问题
I'm wondering whether anyone has a decent explanation or overview on the negative aspects of using DLLImport / PInvoke on Win32 methods from managed .Net code?
I plan to make use of various Win32 methods and would like to have a greater understanding on the negative implications of doing so.
Thanks,
Brian.
回答1:
According to MSDN - Calling Native Functions from Managed Code
PInvoke has an overhead of between 10 and 30 x86 instructions per call. In addition to this fixed cost, marshaling creates additional overhead. There is no marshaling cost between blittable types that have the same representation in managed and unmanaged code. For example, there is no cost to translate between int and Int32.
In my experience, there definitely is an overhead when P/Invoking native functions, but usually the performance hit isn't worth worrying about. The marshaling cost is something to keep in mind. If you are passing in large structures, strings, etc. then the performance costs will quickly show.

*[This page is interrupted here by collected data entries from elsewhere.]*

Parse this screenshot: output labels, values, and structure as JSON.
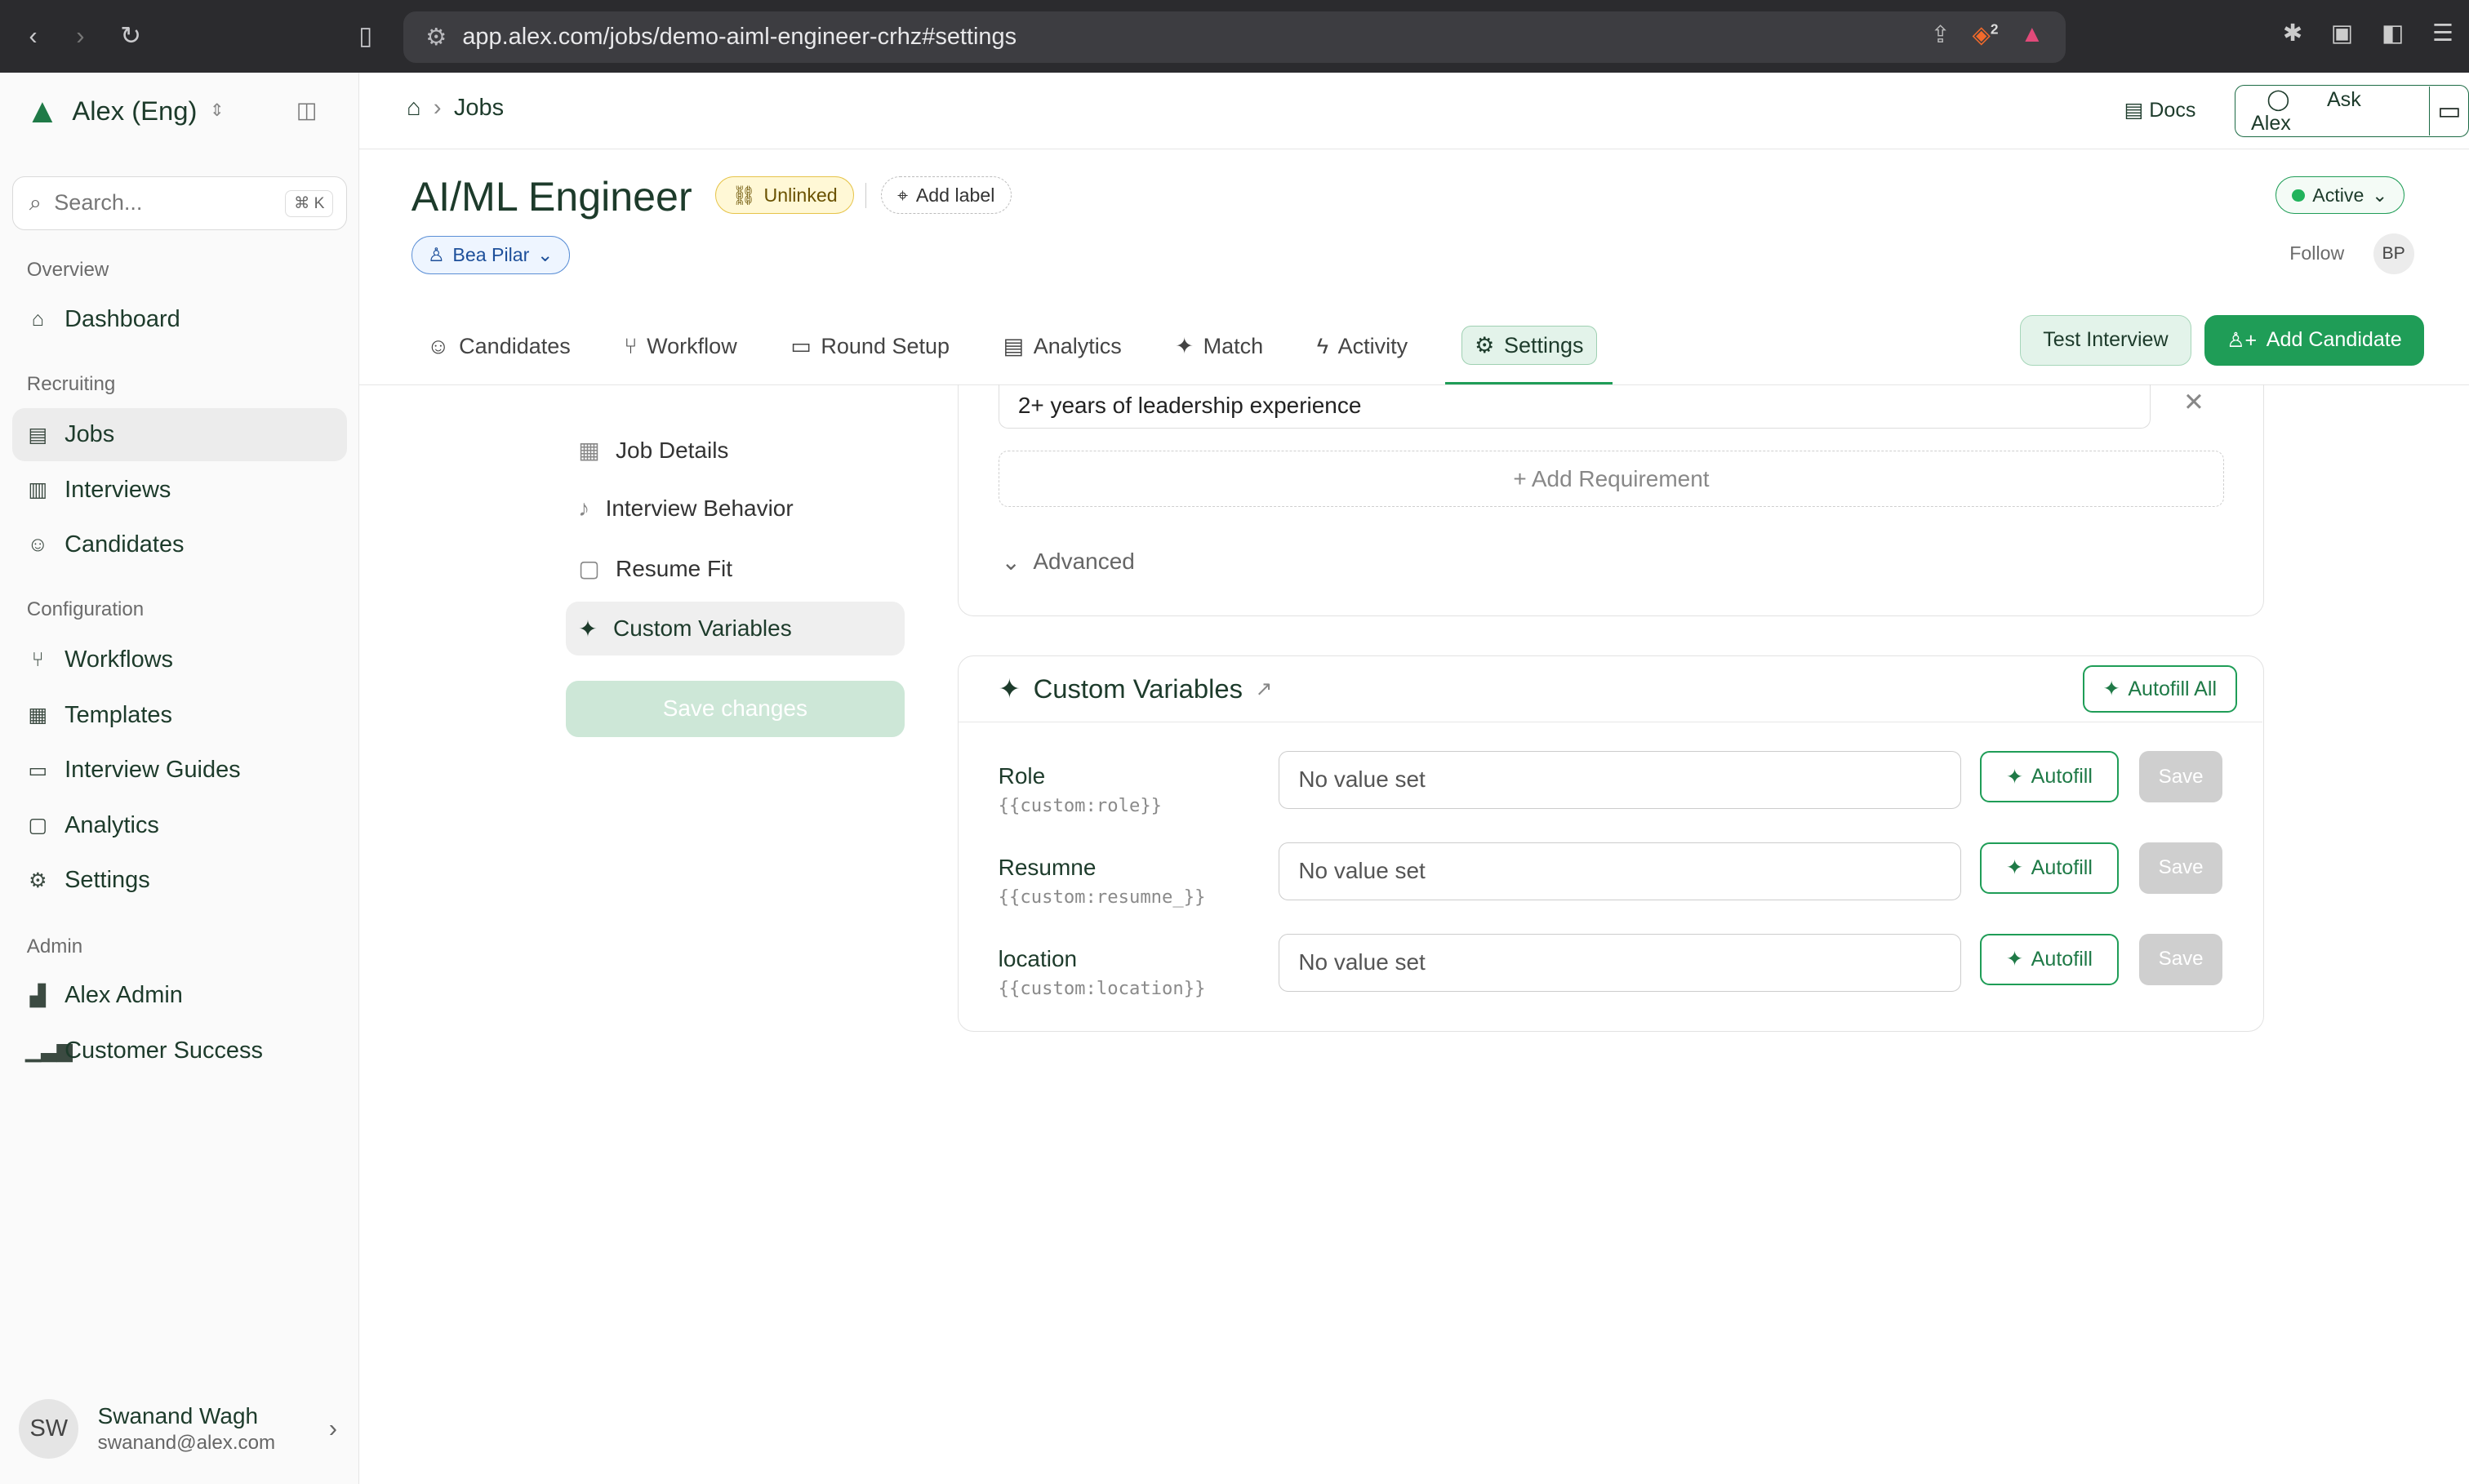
{
  "browser": {
    "url": "app.alex.com/jobs/demo-aiml-engineer-crhz#settings",
    "brave_badge": "2"
  },
  "sidebar": {
    "org": "Alex (Eng)",
    "search_placeholder": "Search...",
    "search_shortcut": "⌘ K",
    "sections": {
      "overview": "Overview",
      "recruiting": "Recruiting",
      "configuration": "Configuration",
      "admin": "Admin"
    },
    "items": {
      "dashboard": "Dashboard",
      "jobs": "Jobs",
      "interviews": "Interviews",
      "candidates": "Candidates",
      "workflows": "Workflows",
      "templates": "Templates",
      "guides": "Interview Guides",
      "analytics": "Analytics",
      "settings": "Settings",
      "alex_admin": "Alex Admin",
      "cs": "Customer Success"
    },
    "user": {
      "initials": "SW",
      "name": "Swanand Wagh",
      "email": "swanand@alex.com"
    }
  },
  "header": {
    "breadcrumb": "Jobs",
    "docs": "Docs",
    "ask": "Ask Alex"
  },
  "job": {
    "title": "AI/ML Engineer",
    "link_status": "Unlinked",
    "add_label": "Add label",
    "owner": "Bea Pilar",
    "status": "Active",
    "follow": "Follow",
    "follower_initials": "BP"
  },
  "tabs": {
    "candidates": "Candidates",
    "workflow": "Workflow",
    "round_setup": "Round Setup",
    "analytics": "Analytics",
    "match": "Match",
    "activity": "Activity",
    "settings": "Settings"
  },
  "actions": {
    "test_interview": "Test Interview",
    "add_candidate": "Add Candidate"
  },
  "settings_nav": {
    "job_details": "Job Details",
    "interview_behavior": "Interview Behavior",
    "resume_fit": "Resume Fit",
    "custom_variables": "Custom Variables",
    "save": "Save changes"
  },
  "requirements": {
    "last": "2+ years of leadership experience",
    "add": "+ Add Requirement",
    "advanced": "Advanced"
  },
  "custom_vars": {
    "title": "Custom Variables",
    "autofill_all": "Autofill All",
    "autofill": "Autofill",
    "save": "Save",
    "rows": [
      {
        "label": "Role",
        "code": "{{custom:role}}",
        "value": "No value set"
      },
      {
        "label": "Resumne",
        "code": "{{custom:resumne_}}",
        "value": "No value set"
      },
      {
        "label": "location",
        "code": "{{custom:location}}",
        "value": "No value set"
      }
    ]
  }
}
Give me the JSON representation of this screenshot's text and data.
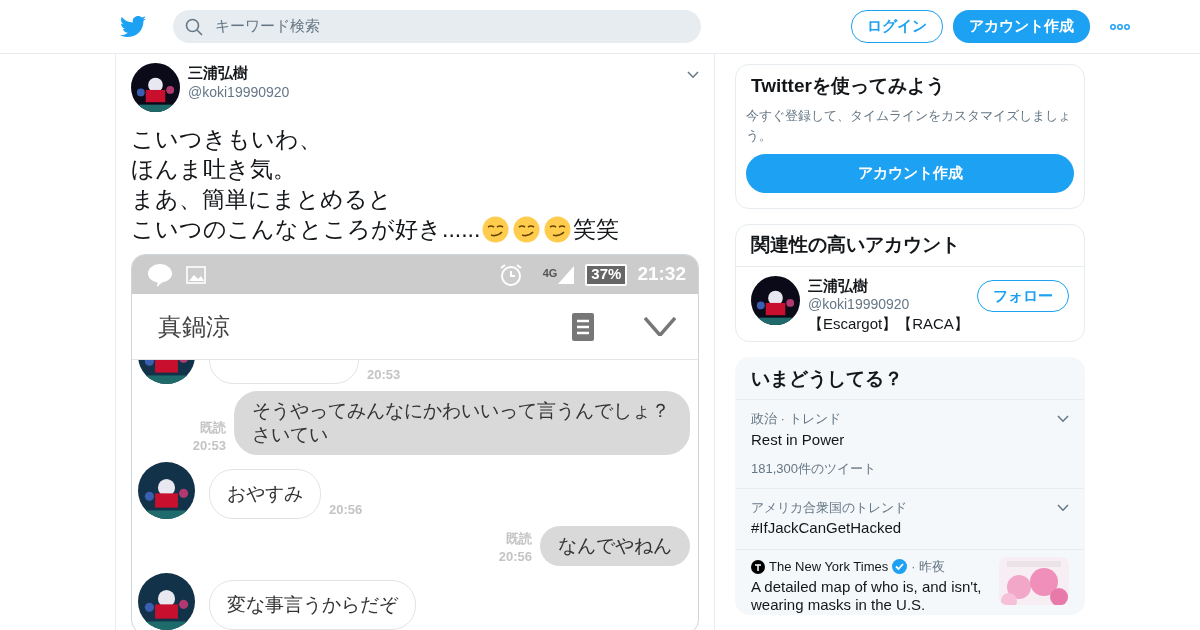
{
  "header": {
    "search": {
      "placeholder": "キーワード検索"
    },
    "login": "ログイン",
    "signup": "アカウント作成"
  },
  "tweet": {
    "name": "三浦弘樹",
    "handle": "@koki19990920",
    "lines": [
      [
        {
          "kind": "text",
          "text": "こいつきもいわ、"
        }
      ],
      [
        {
          "kind": "text",
          "text": "ほんま吐き気。"
        }
      ],
      [
        {
          "kind": "text",
          "text": "まあ、簡単にまとめると"
        }
      ],
      [
        {
          "kind": "text",
          "text": "こいつのこんなところが好き......"
        },
        {
          "kind": "emoji"
        },
        {
          "kind": "emoji"
        },
        {
          "kind": "emoji"
        },
        {
          "kind": "text",
          "text": "笑笑"
        }
      ]
    ],
    "screenshot": {
      "network": "4G",
      "battery": "37%",
      "time": "21:32",
      "contact": "真鍋涼",
      "messages": [
        {
          "kind": "incoming",
          "time": "20:53"
        },
        {
          "kind": "outgoing",
          "text": "そうやってみんなにかわいいって言うんでしょ？さいてい",
          "read": "既読",
          "time": "20:53"
        },
        {
          "kind": "incoming",
          "text": "おやすみ",
          "time": "20:56"
        },
        {
          "kind": "outgoing",
          "text": "なんでやねん",
          "read": "既読",
          "time": "20:56"
        },
        {
          "kind": "incoming",
          "text": "変な事言うからだぞ"
        }
      ]
    }
  },
  "signup_card": {
    "title": "Twitterを使ってみよう",
    "description": "今すぐ登録して、タイムラインをカスタマイズしましょう。",
    "button": "アカウント作成"
  },
  "related": {
    "title": "関連性の高いアカウント",
    "accounts": [
      {
        "name": "三浦弘樹",
        "handle": "@koki19990920",
        "bio": "【Escargot】【RACA】",
        "button": "フォロー"
      }
    ]
  },
  "trends": {
    "title": "いまどうしてる？",
    "items": [
      {
        "kind": "trend",
        "meta": "政治 · トレンド",
        "name": "Rest in Power",
        "count": "181,300件のツイート"
      },
      {
        "kind": "trend",
        "meta": "アメリカ合衆国のトレンド",
        "name": "#IfJackCanGetHacked"
      },
      {
        "kind": "news",
        "source": "The New York Times",
        "verified": true,
        "meta": "· 昨夜",
        "name": "A detailed map of who is, and isn't, wearing masks in the U.S."
      }
    ]
  }
}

For P/Invoked functions that are called very frequently, you may want to consider adding [SuppressUnmanagedCodeSecurity]
to your P/Invoke function definitions (see MSDN - SuppressUnmanagedCodeSecurityAttribute). This stops the runtime from doing a stack walk to ensure the caller has UnmanagedCode permission. Of course, make sure you understand the security ramifications before adding this attribute.
回答2:
Here are some issues I see with PInvoke:
- Parameter marshaling can be expensive, depending on the data type (blittable / non-blittable)
- Correct parameter marshaling is often not very intuitive
- PInvoke does not provide any compile time security. One can easily misspell DLL or function names easily without the compiler complaining.